Avait-elle envie de s'en faire une alliée ? Et si c'était elle la taupe ? Non ! Impossible ! Mlle Mercier n'avait pas le profil ! Klaus, ou même Aïko, lui aurait dit que justement... dans les polars anglais, on ne soupçonnait jamais assez la petite mémé au cheveux blancs, qui vous offrait avec un sourire radieux, des cookies fourrés champignons vénéneux... Alors la secrétaire mignonnette à souhait pouvait bien dissimuler de sombres secrets...
— Des liens entre quoi et quoi ?
— Entre qui et qui, plutôt, répondit Lupita chassant ses soupçons qu'elle trouvait saugrenus. Je cherche dans les derniers recrutements sur les deux ou trois dernières années.... Mais...
— Mais vous ne savez pas faire... Attendez, dit Mlle Mercier en se levant pour se placer près de Lupita.
La jeune femme remarqua que son parfum était un mélange étrange entre deux odeurs aussi familières l'une que l'autre, mais sur lesquelles elle ne mettait pas le doigt... Elle observa la secrétaire chercher avec habilité dans la base de données, jusqu'à ce qu'une liste d'une vingtaine de noms apparaissent sur l'écran.
— Ça, ce sont les recrutements des cinq dernières années.
— Finalement, il n'y en a pas tant que ça.
— Oui et non. Il y en a très peu qui sont en remplacement d'un départ. Ce qui veut dire que ce sont quand même, pour la majorité, des créations de poste.
— Ah, oui, quand même. Est-ce que l'on peut savoir si certains ont été recommandés ?
— Oui. Il suffit de sélectionner les dossiers avec pièces jointes. Plus que dix, dont trois au service de sécurité, et deux à l'entretien du bâtiment.
— Je vais regarder les pièces jointes. Merci Mlle Mercier. Juste entre nous. Vous portez quoi comme parfum ? Je connais, mais je n'arrive pas à mettre un nom dessus.
La secrétaire se mit à rosir joliment. Elle bafouilla un « Reine de Saba » avant de rejoindre son bureau.
— Ça sent super bon, en tout cas, ajouta Lupita en se plongeant dans la lecture de son écran, tout en cherchant dans sa tête où elle avait pu sentir ce parfum auparavant.
C'est alors qu'elle vit surgir Klaus. Il se tenait sur le seuil du bureau comme s'il avait attendu une autorisation pour pénétrer dans un sanctuaire. Même air contrit et regard suppliant. Ça, c'était particulièrement inhabituel.

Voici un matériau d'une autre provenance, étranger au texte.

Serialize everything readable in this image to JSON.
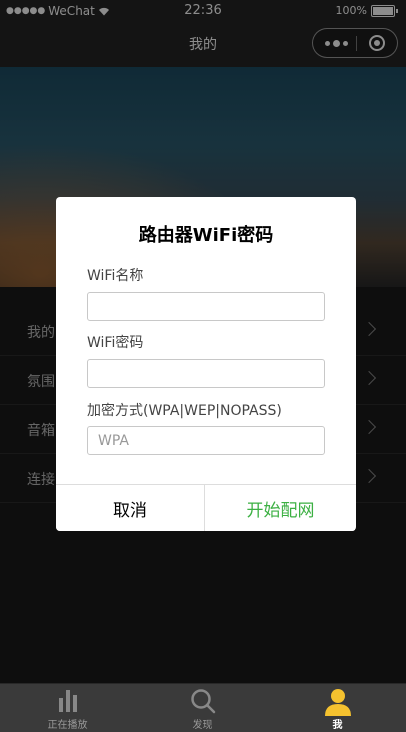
{
  "status_bar": {
    "carrier": "WeChat",
    "time": "22:36",
    "battery_text": "100%"
  },
  "nav": {
    "title": "我的"
  },
  "menu": {
    "items": [
      {
        "label": "我的"
      },
      {
        "label": "氛围"
      },
      {
        "label": "音箱"
      },
      {
        "label": "连接"
      }
    ]
  },
  "dialog": {
    "title": "路由器WiFi密码",
    "ssid_label": "WiFi名称",
    "ssid_value": "",
    "password_label": "WiFi密码",
    "password_value": "",
    "encryption_label": "加密方式(WPA|WEP|NOPASS)",
    "encryption_value": "",
    "encryption_placeholder": "WPA",
    "cancel_label": "取消",
    "confirm_label": "开始配网"
  },
  "tabs": [
    {
      "label": "正在播放",
      "icon": "bar-chart-icon"
    },
    {
      "label": "发现",
      "icon": "search-icon"
    },
    {
      "label": "我",
      "icon": "person-icon",
      "active": true
    }
  ],
  "colors": {
    "accent_green": "#3cb043",
    "active_tab_icon": "#f5c22f"
  }
}
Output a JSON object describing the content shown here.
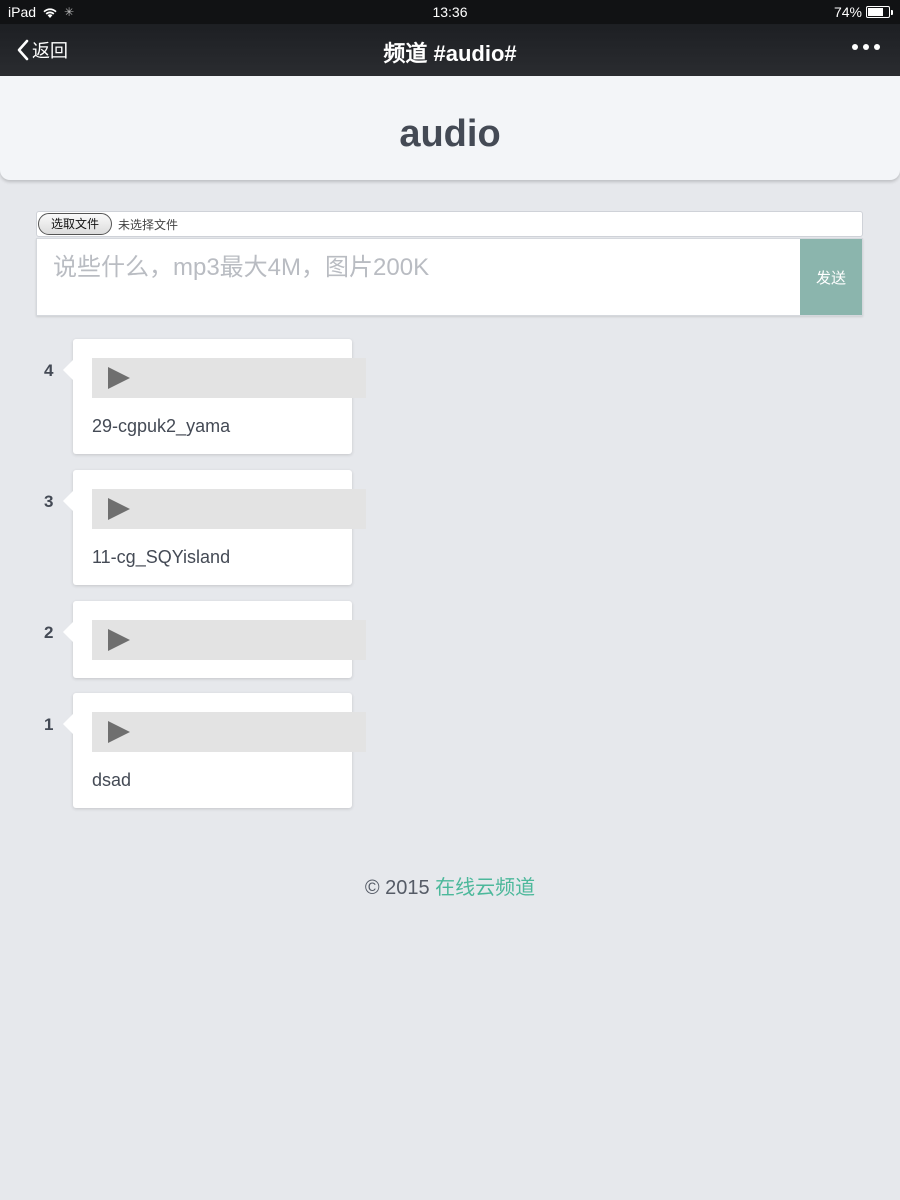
{
  "status_bar": {
    "device": "iPad",
    "time": "13:36",
    "battery_percent": "74%",
    "battery_level": 0.74
  },
  "nav": {
    "back_label": "返回",
    "title": "频道 #audio#",
    "more_icon": "ellipsis-icon"
  },
  "channel": {
    "name": "audio"
  },
  "composer": {
    "file_button": "选取文件",
    "file_status": "未选择文件",
    "placeholder": "说些什么，mp3最大4M，图片200K",
    "send_label": "发送"
  },
  "posts": [
    {
      "number": "4",
      "caption": "29-cgpuk2_yama"
    },
    {
      "number": "3",
      "caption": "11-cg_SQYisland"
    },
    {
      "number": "2",
      "caption": ""
    },
    {
      "number": "1",
      "caption": "dsad"
    }
  ],
  "footer": {
    "copyright": "© 2015 ",
    "link_text": "在线云频道"
  },
  "colors": {
    "accent": "#4cb89b",
    "send_button": "#8bb5ad",
    "background": "#e6e8ec"
  }
}
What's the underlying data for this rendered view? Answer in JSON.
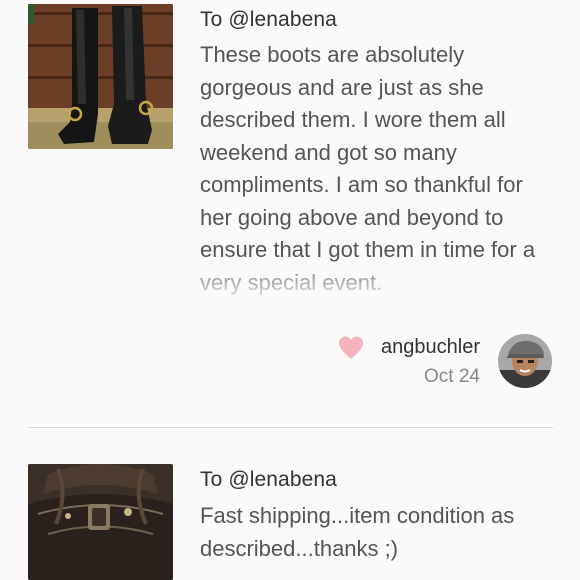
{
  "reviews": [
    {
      "to": "To @lenabena",
      "text": "These boots are absolutely gorgeous and are just as she described them. I wore them all weekend and got so many compliments. I am so thankful for her going above and beyond to ensure that I got them in time for a very special event.",
      "reviewer": "angbuchler",
      "date": "Oct 24",
      "icon": "heart-icon",
      "heart_color": "#f7b3bd"
    },
    {
      "to": "To @lenabena",
      "text": "Fast shipping...item condition as described...thanks ;)"
    }
  ]
}
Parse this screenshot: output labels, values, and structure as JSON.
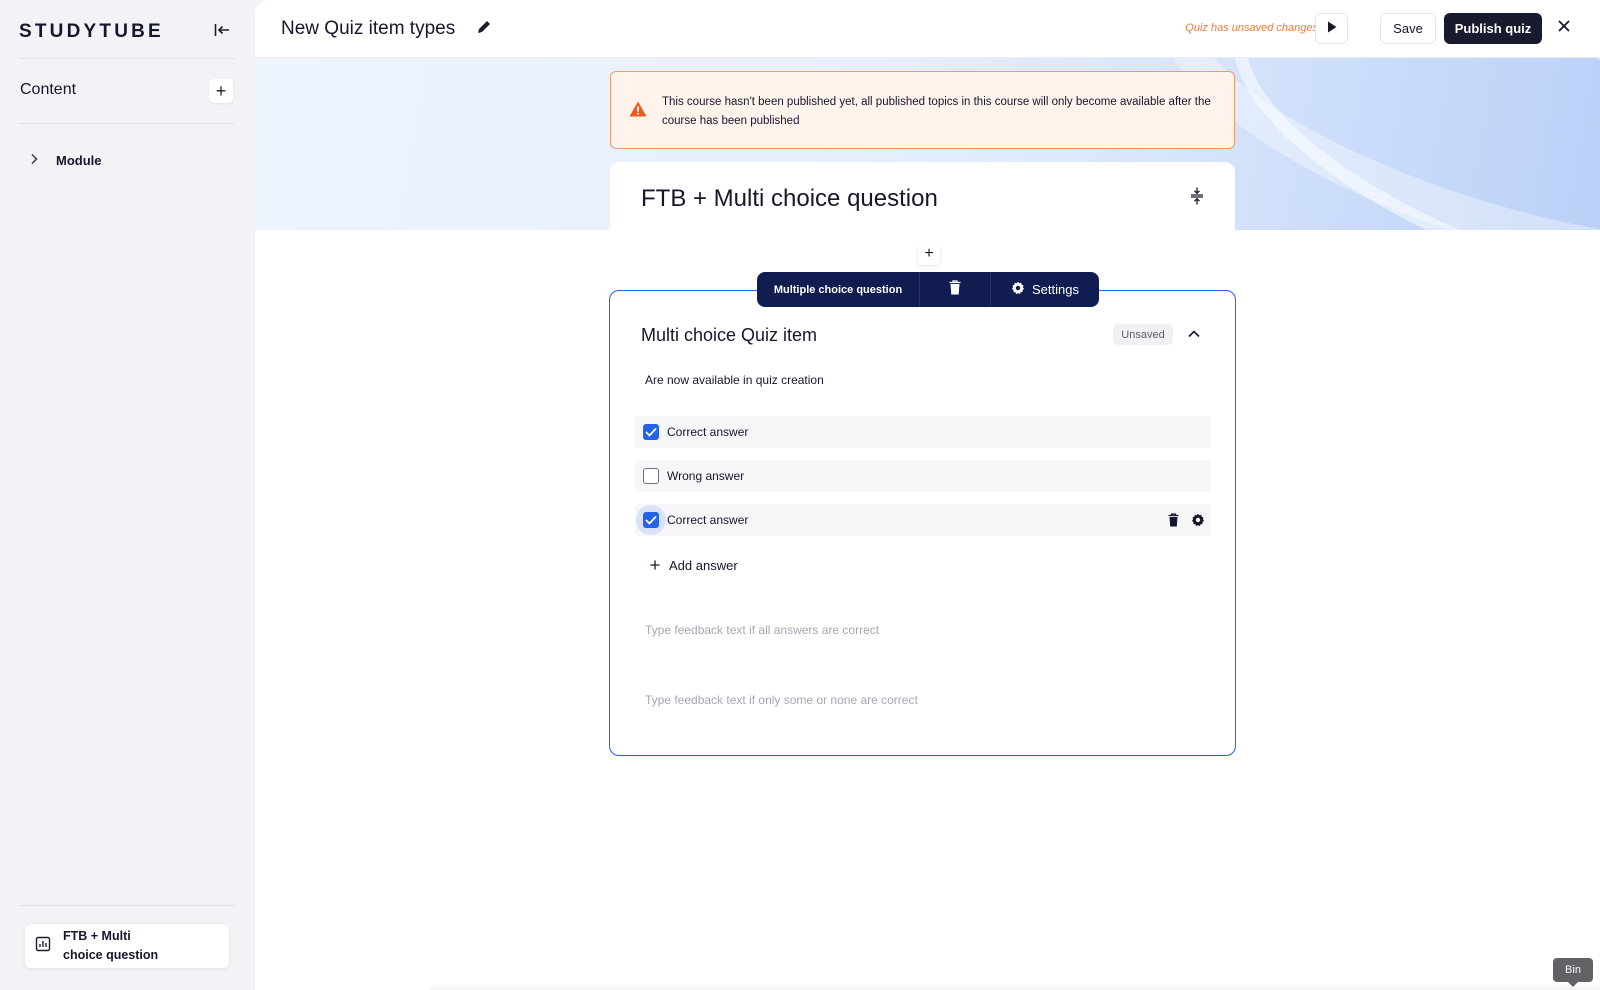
{
  "sidebar": {
    "logo": "STUDYTUBE",
    "content_label": "Content",
    "add_label": "+",
    "module_label": "Module",
    "bottom_item_label": "FTB + Multi choice question"
  },
  "topbar": {
    "title": "New Quiz item types",
    "unsaved_note": "Quiz has unsaved changes",
    "save_label": "Save",
    "publish_label": "Publish quiz"
  },
  "notice": {
    "text": "This course hasn't been published yet, all published topics in this course will only become available after the course has been published"
  },
  "topic": {
    "title": "FTB + Multi choice question"
  },
  "add_block_label": "+",
  "toolbar": {
    "type_label": "Multiple choice question",
    "settings_label": "Settings"
  },
  "quiz_item": {
    "title": "Multi choice Quiz item",
    "status_badge": "Unsaved",
    "question": "Are now available in quiz creation",
    "answers": [
      {
        "label": "Correct answer",
        "checked": true
      },
      {
        "label": "Wrong answer",
        "checked": false
      },
      {
        "label": "Correct answer",
        "checked": true
      }
    ],
    "add_answer_label": "Add answer",
    "feedback_correct_placeholder": "Type feedback text if all answers are correct",
    "feedback_incorrect_placeholder": "Type feedback text if only some or none are correct"
  },
  "tooltip": {
    "bin_label": "Bin"
  },
  "colors": {
    "accent": "#2563eb",
    "toolbar_bg": "#111c50",
    "publish_bg": "#181a2e",
    "warning": "#ef5a1f",
    "unsaved_text": "#ef7b3c"
  },
  "icons": [
    "collapse-sidebar-icon",
    "chevron-right-icon",
    "chart-icon",
    "pencil-icon",
    "play-icon",
    "close-icon",
    "warning-icon",
    "collapse-all-icon",
    "trash-icon",
    "gear-icon",
    "chevron-up-icon",
    "check-icon",
    "plus-icon"
  ]
}
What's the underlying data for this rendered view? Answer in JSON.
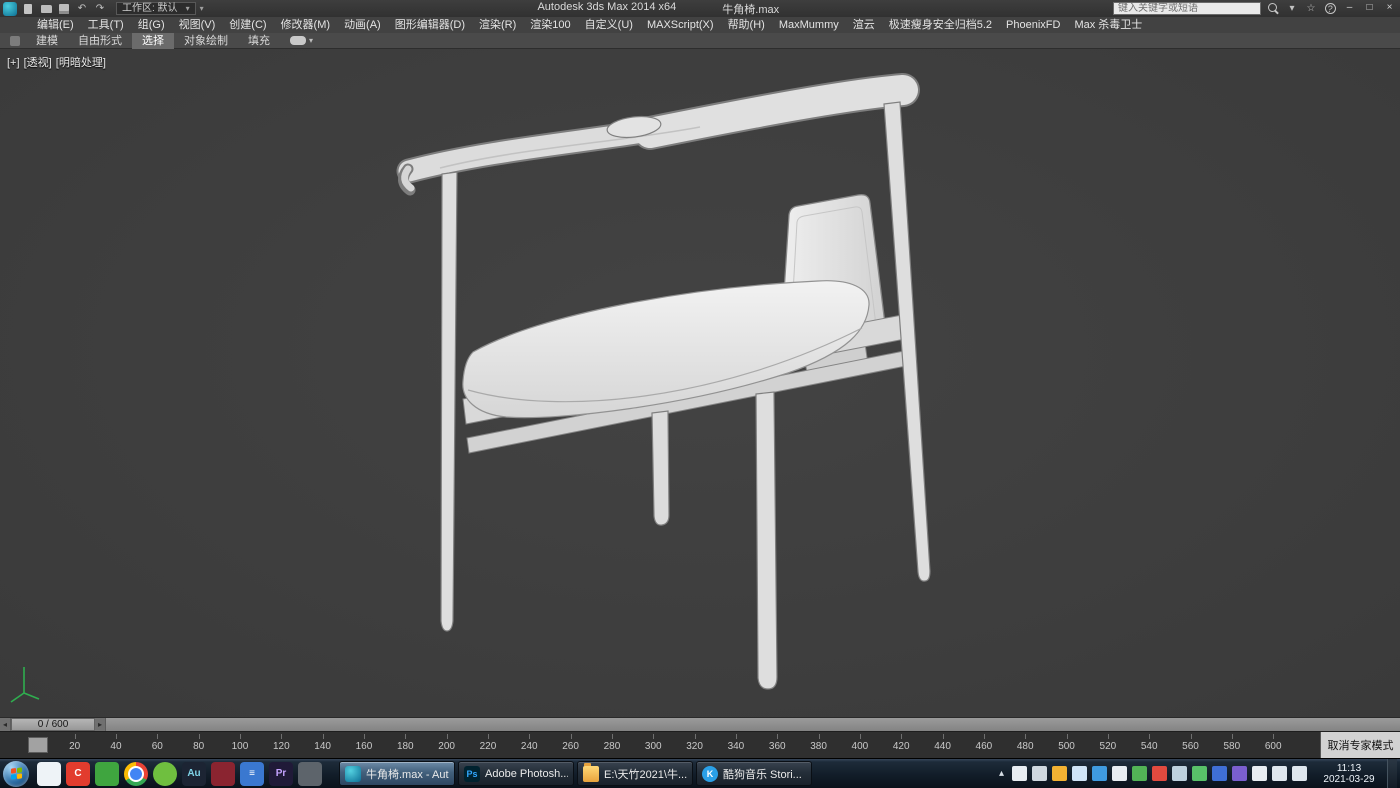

Lupita lui proposa de venir la rejoindre, mais il déclina l'invitation en jetant un bref regard vers la secrétaire qui, elle, faisait mine d'être hyper concentrée sur son travail. Les yeux de Lupita allèrent de l'un à l'autre une seconde, puis elle se souvint où elle avait senti le parfum de Mlle Mercier. Le matin où Klaus lui avait sauté dessus en arrivant au boulot pour lui parler de sa contrariété à n'avoir pas été appelé par le patron le dimanche précédent. Nom de nom ! Klaus embaumait discrètement ce parfum ! Et la seconde odeur sur Mlle Mercier, ce matin même, était celle du gel douche de Klaus, que Lupita avait remarqué parce qu'il contenait une note de vanille étonnamment douce !
Klaus et Mlle Mercier ! Alors là, elle n'y aurait jamais pensé ! Elle ne l'aurait même jamais imaginé ! Pire, elle aurait nié, si jamais on lui en avait parlé sans voir ce qu'elle venait de voir ! Lupita sourit en voyant Klaus tourner les talons après qu'il lui ait dit de rapporter, le plus tôt possible, les infos qu'elle trouverait intéressantes. « Alors comme ça, notre charmante Mlle Mercier aimait les colosse taiseux. Et ce dernier appréciait les petite choses rose bonbon. », pensa Lupita en rigolant intérieurement. Et dans un élan qu'elle n'expliquait pas puisqu'elle n'était vraiment l'amie d'aucun des deux, elle fut heureuse pour eux.